Took a tour of a potato chip factory long time ago. One room was full of mechanical relays to keep the factory production lines running.
One guy sat in there with a rubber hammer. His job was to whack errant mechanical relays to un-stick them when they hung-up.
The tour guide praised the hammer wielder profusely, claiming the hammer-man could zero-in and whack the correct stuck relay with uncanny accuracy.
I'm not kidding.
Might be part of the reason why the gap/transition between mechanical and SSR.
Your company didn't happen to wire-up that potato chip factory, did you? Maybe why you're out of the business now?
(A little newbie, hopefully humorously received humor here)
 
Took a tour of a potato chip factory long time ago. One room was full of mechanical relays to keep the factory production lines running.
One guy sat in there with a rubber hammer. His job was to whack errant mechanical relays to un-stick them when they hung-up.

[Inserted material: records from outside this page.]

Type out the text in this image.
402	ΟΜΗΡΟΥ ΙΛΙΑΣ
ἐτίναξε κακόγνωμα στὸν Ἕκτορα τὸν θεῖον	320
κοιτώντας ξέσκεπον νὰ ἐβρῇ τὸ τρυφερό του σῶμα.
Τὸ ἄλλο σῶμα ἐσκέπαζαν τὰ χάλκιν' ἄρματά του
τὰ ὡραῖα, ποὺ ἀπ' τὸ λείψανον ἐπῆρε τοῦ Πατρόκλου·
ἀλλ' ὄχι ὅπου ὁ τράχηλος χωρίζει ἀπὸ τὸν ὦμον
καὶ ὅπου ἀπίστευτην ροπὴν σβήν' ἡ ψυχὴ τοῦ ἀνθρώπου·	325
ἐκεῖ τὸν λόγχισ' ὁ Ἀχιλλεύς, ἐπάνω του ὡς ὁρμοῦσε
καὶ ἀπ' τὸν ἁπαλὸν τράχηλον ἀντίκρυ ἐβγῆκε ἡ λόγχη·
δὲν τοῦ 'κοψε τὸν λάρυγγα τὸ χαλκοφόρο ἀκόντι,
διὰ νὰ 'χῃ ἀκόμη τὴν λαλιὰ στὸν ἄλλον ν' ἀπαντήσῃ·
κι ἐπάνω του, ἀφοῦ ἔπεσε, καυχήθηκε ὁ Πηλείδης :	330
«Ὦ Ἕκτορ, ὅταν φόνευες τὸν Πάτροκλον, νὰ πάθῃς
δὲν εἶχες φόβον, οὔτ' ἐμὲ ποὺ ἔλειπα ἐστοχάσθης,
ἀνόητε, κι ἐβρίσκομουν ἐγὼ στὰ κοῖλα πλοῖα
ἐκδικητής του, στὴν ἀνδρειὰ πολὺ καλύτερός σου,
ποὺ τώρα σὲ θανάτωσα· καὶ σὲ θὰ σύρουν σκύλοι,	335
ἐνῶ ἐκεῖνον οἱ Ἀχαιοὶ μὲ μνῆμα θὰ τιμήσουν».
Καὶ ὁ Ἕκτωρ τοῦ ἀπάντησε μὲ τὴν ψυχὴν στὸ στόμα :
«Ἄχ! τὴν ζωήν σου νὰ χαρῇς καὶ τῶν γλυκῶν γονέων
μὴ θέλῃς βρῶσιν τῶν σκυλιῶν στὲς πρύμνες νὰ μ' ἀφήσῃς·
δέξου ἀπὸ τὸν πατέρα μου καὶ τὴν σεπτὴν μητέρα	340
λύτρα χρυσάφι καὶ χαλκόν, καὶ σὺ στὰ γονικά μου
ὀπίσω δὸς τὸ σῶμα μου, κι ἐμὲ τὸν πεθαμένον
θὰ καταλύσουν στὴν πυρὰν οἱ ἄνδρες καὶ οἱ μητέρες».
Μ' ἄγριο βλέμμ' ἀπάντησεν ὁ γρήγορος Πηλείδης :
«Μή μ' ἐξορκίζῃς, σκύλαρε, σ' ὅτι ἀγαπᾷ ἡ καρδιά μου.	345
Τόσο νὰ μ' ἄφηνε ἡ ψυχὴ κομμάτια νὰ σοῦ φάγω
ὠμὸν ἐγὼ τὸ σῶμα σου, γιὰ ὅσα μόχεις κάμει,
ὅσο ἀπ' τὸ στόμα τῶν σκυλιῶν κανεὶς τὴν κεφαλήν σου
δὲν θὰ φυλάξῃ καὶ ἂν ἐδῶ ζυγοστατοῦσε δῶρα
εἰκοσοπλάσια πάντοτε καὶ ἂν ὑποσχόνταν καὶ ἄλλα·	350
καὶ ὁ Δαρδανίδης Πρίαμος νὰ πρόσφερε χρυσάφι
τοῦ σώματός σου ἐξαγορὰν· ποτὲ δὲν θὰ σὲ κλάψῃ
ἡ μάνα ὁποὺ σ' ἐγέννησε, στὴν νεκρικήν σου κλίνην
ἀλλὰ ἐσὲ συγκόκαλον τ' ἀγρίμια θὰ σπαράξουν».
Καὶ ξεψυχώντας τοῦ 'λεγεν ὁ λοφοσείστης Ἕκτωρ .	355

The tour guide praised the hammer wielder profusely, claiming the hammer-man could zero-in and whack the correct stuck relay with uncanny accuracy.
I'm not kidding.
Might be part of the reason why the gap/transition between mechanical and SSR.
Your company didn't happen to wire-up that potato chip factory, did you? Maybe why you're out of the business now?
(A little newbie, hopefully humorously received humor here)


The only reason I go to potato chip factories is for the free samples!!! Don't need no "stink in" relays for that.
 
Just checking. It was job-security for the rubber-hammer wielding employee.
I thought maybe the job might become a new service industry job-description.